Compulsory patriotism is empty patriotism. You probably don’t need me to tell you about those countries where patriotism was (and still is) enforced at actual or implicit gunpoint. Do you need me to remind you that there have been times enough in our own history where there’ve been those in the land of the free and the home of the brave who’ve favoured something as close to gunpoint patriotism as they could get away with?

I’d like to think the ridiculous Kate Smith kerfuffle might have been avoided if what I suggested last year might have come about: Knock it the hell off with playing “The Star Spangled Banner” before every last American sporting event all season long. And, for that matter, with “God Bless America” during the periodic seventh inning stretch. Save them for such days as Opening Day, games played on major national holidays (Memorial Day, the Fourth of July, Labour Day, etc.), the All-Star Game, and the first game of the World Series.

I’m not saying it lightly. To this day I’m charmed by the story Casey Stengel’s biographer Robert W. Creamer told “that I hope is true” (Creamer’s words): On his death bed, Stengel had a television broadcast of a game beginning in his room, and as “The Star Spangled Banner” began (as late as 1975 fans watching on television could hear and see the ballpark with it before game time) he slid out of bed, picked up the Mets cap he kept at bedside, put it over his heart, and muttered to himself, “I might as well do this one more time.”
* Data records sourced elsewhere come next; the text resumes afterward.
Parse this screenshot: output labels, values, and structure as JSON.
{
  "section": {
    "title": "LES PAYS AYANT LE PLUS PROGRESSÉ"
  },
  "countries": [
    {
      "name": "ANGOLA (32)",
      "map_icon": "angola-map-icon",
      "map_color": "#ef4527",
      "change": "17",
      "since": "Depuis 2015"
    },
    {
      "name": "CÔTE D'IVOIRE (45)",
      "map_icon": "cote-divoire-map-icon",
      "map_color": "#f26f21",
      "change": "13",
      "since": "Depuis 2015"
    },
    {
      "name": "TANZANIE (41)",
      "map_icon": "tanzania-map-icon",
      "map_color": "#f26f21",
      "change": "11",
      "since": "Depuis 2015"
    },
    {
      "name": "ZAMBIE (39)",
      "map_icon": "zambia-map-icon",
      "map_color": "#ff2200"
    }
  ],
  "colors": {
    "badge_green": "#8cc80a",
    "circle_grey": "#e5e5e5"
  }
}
But the charm in that is also that the Ol’ Perfesser did it spontaneously, from his heart, on the threshold of losing his battle with lymphatic cancer, and not because there was any edict requiring him to do so. Mandate it whether by formal edict or entrenched behaviour, and you reduce patriotism to habit. And patriotism—as Fred Thomas and his fellow 1918 World Series competitors understood without being told—is just too valuable and precious for that.